Charging capitation fee limits the access to the education only to the richer section of the people. Poorer person with better merit can not get admission due to inability to pay money and as a consequence in educational institution a citizen's "right to education" gets denied. Further, allowing charging capitation fee violates Article 14 of the constitution of India. The only method of admission to the medical colleges should be by merit and merit alone. The court further stated that the capitation fee was simply a price for selling education. The concept of "teaching shops" was not at par with the constitutional scheme and was entirely opposing character to the Indian culture and heritage.

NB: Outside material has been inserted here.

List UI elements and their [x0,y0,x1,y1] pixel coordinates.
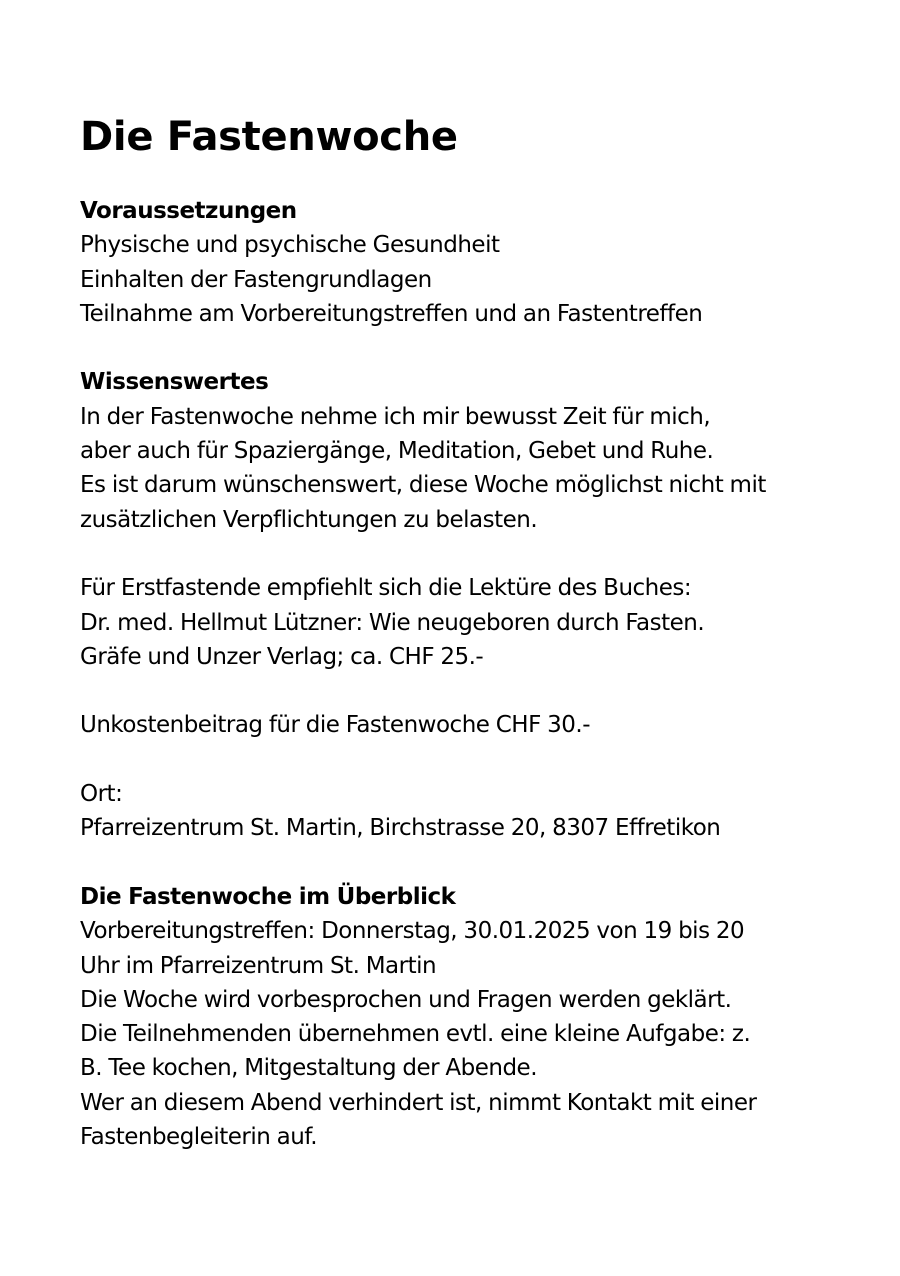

Court made one significant remark in stating that if government recognises or approve a professional institution to run a professional course, it is State responsibility to ensure that the Institute should charge the government rates only and right to education is preserved.

== Significance ==

The judgment is historic in its own accord. The judgment of the Supreme Court has huge significance in a context of state's failure to maintain the endeavour set by Article 45 of the Constitution, even after 73 years of independence. However, the judgment of the court resulted mixed reaction. Some criticised the court's judgment as impractical and court's role as unnecessarily proactive, but others welcomed the court's decision as logical and response to the call of hour. Others noted the judgment as the expression of judicial activism because only a two-judge bench had made a substantial change in constitution.

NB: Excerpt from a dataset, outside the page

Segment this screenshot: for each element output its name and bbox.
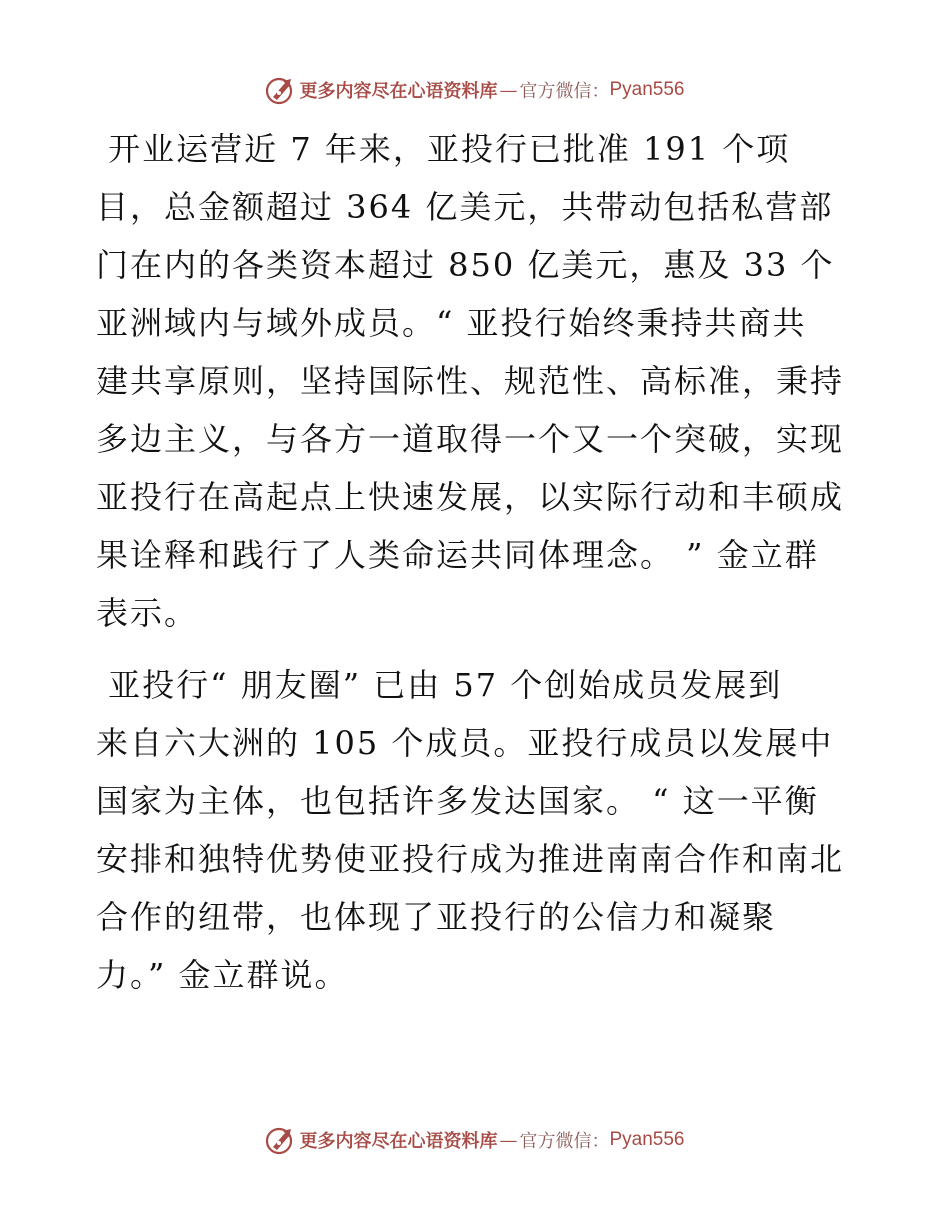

The decisionappeared while liberalisation was a government policy looking for Indian soil to sprout, and commercialisation of education was not as rampant as it is now. In the recent trend of liberalization and privatization, the scourge of commercialization of education looms large. It is a challenge to keep the conformity with the socialist structure of Constitution, and the judgment is in the line of retaining the conformity.

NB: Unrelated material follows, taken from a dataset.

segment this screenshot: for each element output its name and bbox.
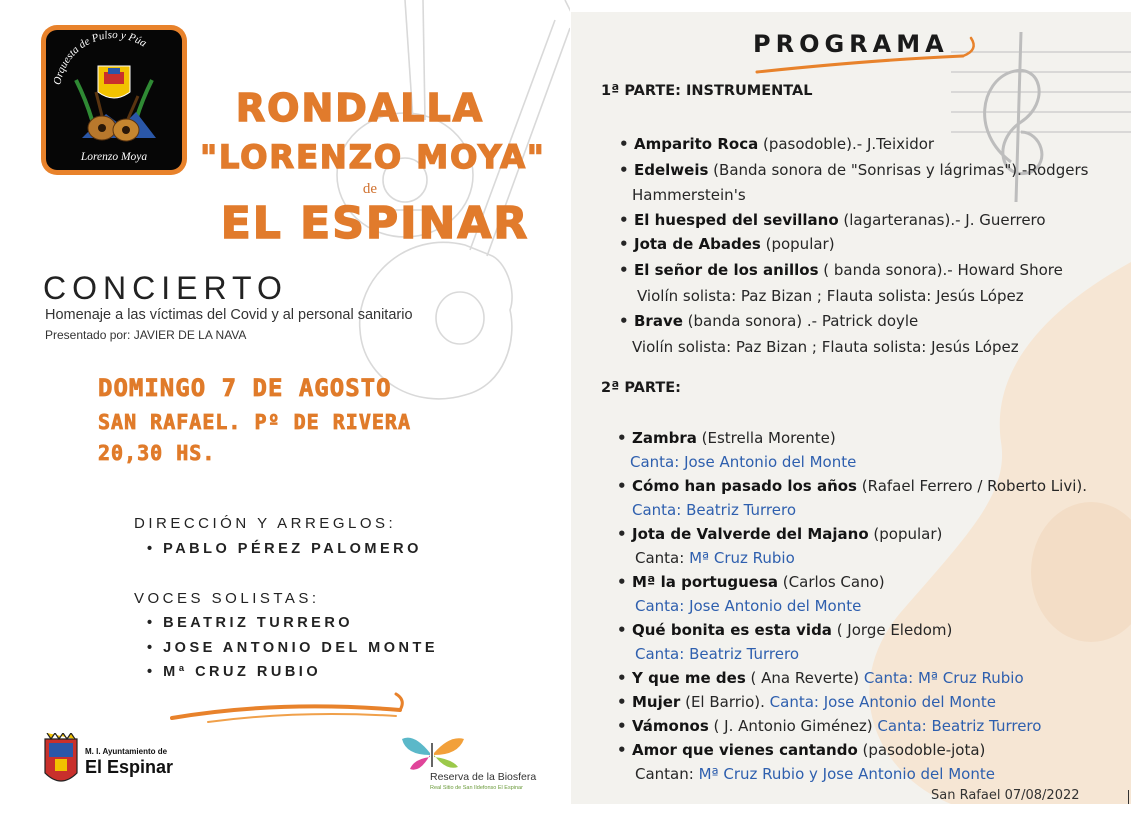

The most notable part of the judgment was its insistence for the right to education to be read as an integral part of the right to life guaranteed under Article 21, Part III. The decision of the Court that the fulfillment of the right to life requires a life of dignity and so must be interpreted to include both the economic and social rights. Education is as basic as to ensure rights to food, water, and health.

However, the question arose whether the right to education at all level is essential for citizens for living a descent life. Should the right to education be limited to only right to primary and basic education? Should declaring right to education at higher education level actually increase the status quo and does the unequal distribution of resources result in the collapse of the entire education system in India? According to some critics, private educational institutions do not get any government grants and so should not be interpreted under the purview of Article 12. The Supreme Court later modified its judgment and to limit the right to free and compulsory education up to 14 years of age.

== Conclusion ==
The most important thing is, there was a traditional look towards Directive Principle as idealistic preaching of the constitution. This case, revisited the traditional ritualistic approach towards Directive Principles and provides a solid base of pragmatism.

The 86th Amendment of the Constitution, passed by Parliament in 2002, and which came into force on 1 April 2010, the same date as its enabling legislation (Right of Children to Free and Compulsory Education Act, 2009), made the Right to Education a Fundamental Right.